The Livingston Parish Council voted unanimously Tuesday night to move forward with the parish’s road overlay program after its attorney said the road work list meets state law requirements.

Parish legal adviser Christopher Moody said he had extensively researched the state Parish Transportation Fund Act and met with a team from the state Legislative Auditor’s Office after concerns had surfaced that the road list may not have been properly prioritized.

The law requires that state road funds be used according to a parishwide priority work list, but the council has some discretion in determining what the parish’s road priorities should be, Moody said during a special meeting of the council.

“You ought to rely on your engineer as a guide, and he’s done that for you,” Moody said.

Engineer Gasper Chifici, of Burk-Kleinpeter Inc., said he had reviewed the priority ranking system used by the parish’s former road engineer, Jim Delaune, formerly of the same company, and he believed it to be “a fairly good way to analyze road systems.”

Delaune’s ranking system included criteria such as the severity of the road’s condition, whether it has safety issues, whether the road serves as a bus or public access route, and the volume of traffic and population served, according to a spreadsheet Chifici provided.

Using those criteria, Delaune ranked the 65 roads on the Parish Council’s three-year priority road list.

The Parish Council’s list of roads to be paved or rehabilitated this year does not coincide with Delaune’s highest-ranked roads. Some of Delaune’s highest-ranked roads are in line for work this year, while others are relegated to upcoming years.

Chifici said the council’s decision to put off some of the higher-priority roads — which tend to require more costly improvements — meant that nearly two-thirds of the roads on the multiyear list could be done this year, rather than only a third.

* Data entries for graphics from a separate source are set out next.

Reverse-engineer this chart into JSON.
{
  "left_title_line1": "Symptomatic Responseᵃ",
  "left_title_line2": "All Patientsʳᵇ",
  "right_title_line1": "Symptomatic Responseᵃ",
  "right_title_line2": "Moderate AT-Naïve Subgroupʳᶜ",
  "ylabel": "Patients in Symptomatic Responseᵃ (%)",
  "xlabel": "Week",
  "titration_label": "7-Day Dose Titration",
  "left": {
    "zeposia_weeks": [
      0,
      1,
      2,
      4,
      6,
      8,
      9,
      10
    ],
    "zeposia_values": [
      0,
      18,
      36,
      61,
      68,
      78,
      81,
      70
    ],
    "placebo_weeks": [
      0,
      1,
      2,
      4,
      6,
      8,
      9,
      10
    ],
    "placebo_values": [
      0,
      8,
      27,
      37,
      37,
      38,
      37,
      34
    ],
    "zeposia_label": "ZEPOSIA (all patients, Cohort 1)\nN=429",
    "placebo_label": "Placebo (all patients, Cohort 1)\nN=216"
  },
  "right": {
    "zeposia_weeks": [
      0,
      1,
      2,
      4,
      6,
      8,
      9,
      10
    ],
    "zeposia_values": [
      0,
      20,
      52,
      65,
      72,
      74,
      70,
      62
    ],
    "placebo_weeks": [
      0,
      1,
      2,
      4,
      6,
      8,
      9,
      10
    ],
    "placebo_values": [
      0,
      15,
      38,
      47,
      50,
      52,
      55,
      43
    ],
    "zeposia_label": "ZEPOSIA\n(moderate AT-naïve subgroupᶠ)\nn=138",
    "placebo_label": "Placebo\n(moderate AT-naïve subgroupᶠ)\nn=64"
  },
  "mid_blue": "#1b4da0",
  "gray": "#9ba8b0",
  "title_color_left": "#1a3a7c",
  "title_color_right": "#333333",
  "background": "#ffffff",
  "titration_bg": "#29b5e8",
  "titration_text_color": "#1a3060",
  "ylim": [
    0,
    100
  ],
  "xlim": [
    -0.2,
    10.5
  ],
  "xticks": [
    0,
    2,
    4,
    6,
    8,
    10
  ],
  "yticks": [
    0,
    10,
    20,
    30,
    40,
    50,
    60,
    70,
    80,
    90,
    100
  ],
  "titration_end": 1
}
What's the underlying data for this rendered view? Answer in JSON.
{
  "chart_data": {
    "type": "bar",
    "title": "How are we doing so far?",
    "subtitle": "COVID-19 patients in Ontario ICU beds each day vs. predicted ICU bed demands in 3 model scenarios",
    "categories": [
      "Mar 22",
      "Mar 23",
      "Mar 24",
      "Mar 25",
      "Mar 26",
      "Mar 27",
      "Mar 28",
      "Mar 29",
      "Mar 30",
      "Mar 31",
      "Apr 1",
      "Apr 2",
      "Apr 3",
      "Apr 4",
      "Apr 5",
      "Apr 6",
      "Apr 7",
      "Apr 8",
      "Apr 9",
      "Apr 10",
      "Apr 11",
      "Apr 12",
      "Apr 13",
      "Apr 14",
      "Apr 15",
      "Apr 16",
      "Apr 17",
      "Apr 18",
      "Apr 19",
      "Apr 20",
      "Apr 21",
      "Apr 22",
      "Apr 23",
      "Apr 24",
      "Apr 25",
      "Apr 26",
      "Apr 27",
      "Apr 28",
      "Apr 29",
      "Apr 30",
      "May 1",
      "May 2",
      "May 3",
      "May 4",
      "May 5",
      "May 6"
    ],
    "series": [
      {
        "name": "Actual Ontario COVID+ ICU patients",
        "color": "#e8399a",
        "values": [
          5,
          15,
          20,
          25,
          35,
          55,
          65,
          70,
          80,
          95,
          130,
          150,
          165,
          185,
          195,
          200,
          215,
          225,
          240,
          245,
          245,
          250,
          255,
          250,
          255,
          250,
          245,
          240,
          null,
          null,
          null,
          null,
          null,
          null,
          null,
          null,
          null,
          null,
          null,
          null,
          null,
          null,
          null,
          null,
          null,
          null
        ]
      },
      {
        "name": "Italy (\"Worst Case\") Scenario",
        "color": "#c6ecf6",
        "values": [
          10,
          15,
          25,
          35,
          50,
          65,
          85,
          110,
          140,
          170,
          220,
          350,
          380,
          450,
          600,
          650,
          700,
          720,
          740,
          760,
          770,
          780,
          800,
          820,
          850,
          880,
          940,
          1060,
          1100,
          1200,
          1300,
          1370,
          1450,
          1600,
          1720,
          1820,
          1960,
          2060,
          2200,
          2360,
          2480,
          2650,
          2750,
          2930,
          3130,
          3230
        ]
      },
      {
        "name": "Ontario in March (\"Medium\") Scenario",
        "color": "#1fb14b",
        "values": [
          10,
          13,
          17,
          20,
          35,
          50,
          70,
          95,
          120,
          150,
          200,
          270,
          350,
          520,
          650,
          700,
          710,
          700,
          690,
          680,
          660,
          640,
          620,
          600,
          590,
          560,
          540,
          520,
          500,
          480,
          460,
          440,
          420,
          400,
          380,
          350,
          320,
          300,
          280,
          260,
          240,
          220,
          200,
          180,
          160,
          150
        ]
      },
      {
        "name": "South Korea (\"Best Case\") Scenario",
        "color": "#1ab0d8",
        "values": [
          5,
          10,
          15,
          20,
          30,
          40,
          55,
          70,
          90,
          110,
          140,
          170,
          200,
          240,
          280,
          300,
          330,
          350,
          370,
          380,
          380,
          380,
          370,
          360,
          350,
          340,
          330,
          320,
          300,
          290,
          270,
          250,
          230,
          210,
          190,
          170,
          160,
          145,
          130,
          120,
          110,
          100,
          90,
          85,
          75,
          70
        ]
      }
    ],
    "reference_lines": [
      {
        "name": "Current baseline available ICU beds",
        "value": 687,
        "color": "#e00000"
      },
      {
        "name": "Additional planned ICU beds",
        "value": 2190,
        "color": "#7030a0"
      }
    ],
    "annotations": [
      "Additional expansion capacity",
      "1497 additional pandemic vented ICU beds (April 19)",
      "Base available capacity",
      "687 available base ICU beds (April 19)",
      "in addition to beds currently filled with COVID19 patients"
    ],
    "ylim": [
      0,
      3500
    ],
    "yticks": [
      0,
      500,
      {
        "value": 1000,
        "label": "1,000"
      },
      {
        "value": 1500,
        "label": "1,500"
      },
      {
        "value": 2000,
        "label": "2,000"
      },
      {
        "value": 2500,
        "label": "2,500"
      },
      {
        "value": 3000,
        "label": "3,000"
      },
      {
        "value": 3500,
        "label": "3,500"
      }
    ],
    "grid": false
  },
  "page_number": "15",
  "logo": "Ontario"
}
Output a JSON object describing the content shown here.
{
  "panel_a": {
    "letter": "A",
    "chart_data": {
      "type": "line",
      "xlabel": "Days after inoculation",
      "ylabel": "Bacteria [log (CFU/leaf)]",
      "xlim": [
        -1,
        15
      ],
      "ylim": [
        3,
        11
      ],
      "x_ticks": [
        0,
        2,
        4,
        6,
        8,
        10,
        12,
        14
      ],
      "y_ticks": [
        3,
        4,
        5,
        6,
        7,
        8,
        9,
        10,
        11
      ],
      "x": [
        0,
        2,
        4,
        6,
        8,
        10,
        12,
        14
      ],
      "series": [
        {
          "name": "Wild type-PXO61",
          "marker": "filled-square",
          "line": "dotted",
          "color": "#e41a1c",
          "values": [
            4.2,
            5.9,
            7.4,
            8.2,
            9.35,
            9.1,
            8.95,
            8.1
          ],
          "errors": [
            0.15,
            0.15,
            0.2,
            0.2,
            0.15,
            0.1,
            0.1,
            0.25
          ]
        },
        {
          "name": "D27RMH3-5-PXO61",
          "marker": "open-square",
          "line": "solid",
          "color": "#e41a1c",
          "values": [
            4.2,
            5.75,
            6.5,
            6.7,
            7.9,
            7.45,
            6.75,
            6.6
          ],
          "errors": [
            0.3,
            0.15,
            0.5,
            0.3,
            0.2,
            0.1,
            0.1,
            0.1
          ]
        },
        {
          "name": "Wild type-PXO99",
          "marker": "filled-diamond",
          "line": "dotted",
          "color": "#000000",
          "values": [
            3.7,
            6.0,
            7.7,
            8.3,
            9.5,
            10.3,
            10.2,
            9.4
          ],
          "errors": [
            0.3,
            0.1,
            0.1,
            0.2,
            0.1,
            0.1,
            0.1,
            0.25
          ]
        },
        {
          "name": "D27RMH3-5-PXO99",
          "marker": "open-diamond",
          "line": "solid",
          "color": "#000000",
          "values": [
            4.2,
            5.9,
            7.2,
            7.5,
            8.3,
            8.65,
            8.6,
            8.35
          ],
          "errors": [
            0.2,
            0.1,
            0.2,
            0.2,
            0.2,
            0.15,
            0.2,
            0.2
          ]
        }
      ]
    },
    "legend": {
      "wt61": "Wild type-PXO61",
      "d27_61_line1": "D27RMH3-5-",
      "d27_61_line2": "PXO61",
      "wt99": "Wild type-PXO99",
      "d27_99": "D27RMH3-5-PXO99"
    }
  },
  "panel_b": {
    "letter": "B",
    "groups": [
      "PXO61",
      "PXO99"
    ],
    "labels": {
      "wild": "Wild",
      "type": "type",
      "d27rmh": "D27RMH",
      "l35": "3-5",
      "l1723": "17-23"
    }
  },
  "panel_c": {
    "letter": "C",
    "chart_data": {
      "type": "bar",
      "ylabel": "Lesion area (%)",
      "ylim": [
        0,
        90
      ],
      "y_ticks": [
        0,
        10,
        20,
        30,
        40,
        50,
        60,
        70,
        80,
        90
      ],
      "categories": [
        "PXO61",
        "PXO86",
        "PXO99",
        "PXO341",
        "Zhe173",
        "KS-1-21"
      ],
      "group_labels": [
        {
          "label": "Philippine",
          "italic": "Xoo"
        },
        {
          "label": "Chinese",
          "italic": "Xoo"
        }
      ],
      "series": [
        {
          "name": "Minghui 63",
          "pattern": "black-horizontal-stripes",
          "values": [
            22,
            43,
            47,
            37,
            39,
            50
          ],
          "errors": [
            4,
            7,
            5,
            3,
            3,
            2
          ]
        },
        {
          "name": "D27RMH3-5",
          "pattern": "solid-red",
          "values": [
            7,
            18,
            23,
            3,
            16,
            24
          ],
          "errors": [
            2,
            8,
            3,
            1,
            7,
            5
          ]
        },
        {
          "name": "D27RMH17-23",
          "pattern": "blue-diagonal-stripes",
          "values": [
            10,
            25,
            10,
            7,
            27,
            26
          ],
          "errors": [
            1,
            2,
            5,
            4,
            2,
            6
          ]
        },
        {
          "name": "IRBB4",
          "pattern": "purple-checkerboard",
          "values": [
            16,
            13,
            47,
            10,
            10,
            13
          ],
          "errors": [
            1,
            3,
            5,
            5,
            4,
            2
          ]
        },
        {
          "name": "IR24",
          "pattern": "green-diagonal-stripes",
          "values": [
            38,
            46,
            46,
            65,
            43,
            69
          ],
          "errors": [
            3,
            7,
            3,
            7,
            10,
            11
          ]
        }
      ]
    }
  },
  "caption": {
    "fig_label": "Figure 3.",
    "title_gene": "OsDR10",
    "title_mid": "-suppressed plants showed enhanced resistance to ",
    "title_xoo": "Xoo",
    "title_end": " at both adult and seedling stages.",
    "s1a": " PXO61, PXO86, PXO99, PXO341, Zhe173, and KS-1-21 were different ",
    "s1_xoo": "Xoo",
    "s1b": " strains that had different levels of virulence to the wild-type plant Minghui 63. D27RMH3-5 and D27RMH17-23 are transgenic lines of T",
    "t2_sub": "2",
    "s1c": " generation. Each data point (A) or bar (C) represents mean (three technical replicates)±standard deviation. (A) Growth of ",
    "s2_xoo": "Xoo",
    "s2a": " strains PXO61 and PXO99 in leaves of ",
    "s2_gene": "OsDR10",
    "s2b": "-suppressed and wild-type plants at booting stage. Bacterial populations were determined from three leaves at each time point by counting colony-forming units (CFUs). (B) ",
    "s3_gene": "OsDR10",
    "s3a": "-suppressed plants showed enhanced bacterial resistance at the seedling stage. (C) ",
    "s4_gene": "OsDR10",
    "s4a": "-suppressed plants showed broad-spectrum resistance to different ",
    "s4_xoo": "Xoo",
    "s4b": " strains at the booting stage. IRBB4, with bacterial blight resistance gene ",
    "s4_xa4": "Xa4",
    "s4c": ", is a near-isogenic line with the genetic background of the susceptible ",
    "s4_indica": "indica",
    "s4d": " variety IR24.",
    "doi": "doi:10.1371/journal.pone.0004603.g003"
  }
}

“I think what was done here was trying to get a good geographical spread of the money,” Chifici said.

Councilwoman Cindy Wale Franz asked Moody if the council was opening itself up for a lawsuit by determining its own priorities, rather than relying entirely on the engineer’s ranking system to decide which roads are improved first.

“If you want to be totally safe and immunize yourself from any kind of lawsuit, I guess that’s what you should do,” Moody said, but added that the legislative auditor’s team agreed it was within the council’s discretion to set those priorities.

Resident Scott Jones again raised concerns about Cuba Wheat Road, where he said the council would be paving a substandard road that he contends was not properly taken into the parish maintenance system in the first place.

Jones said the engineer’s plans for the road include paving about 50 feet of private driveway to put in a new school bus turnaround, which would violate state law. “I would hope that if you’re going to continue to do this road, despite all the problems with it, that you’re not going to be paving private property.”

Councilwoman Sonya Collins, whose district includes Cuba Wheat, said she was in discussions with Moody and the engineer about those plans and promised the parish would either take in enough right of way to include that part of the roadway or would end the road work before that point.

Cuba Wheat is scheduled to be the last road paved as part of this seven-month project, partly to give officials time to iron out those details, Collins said.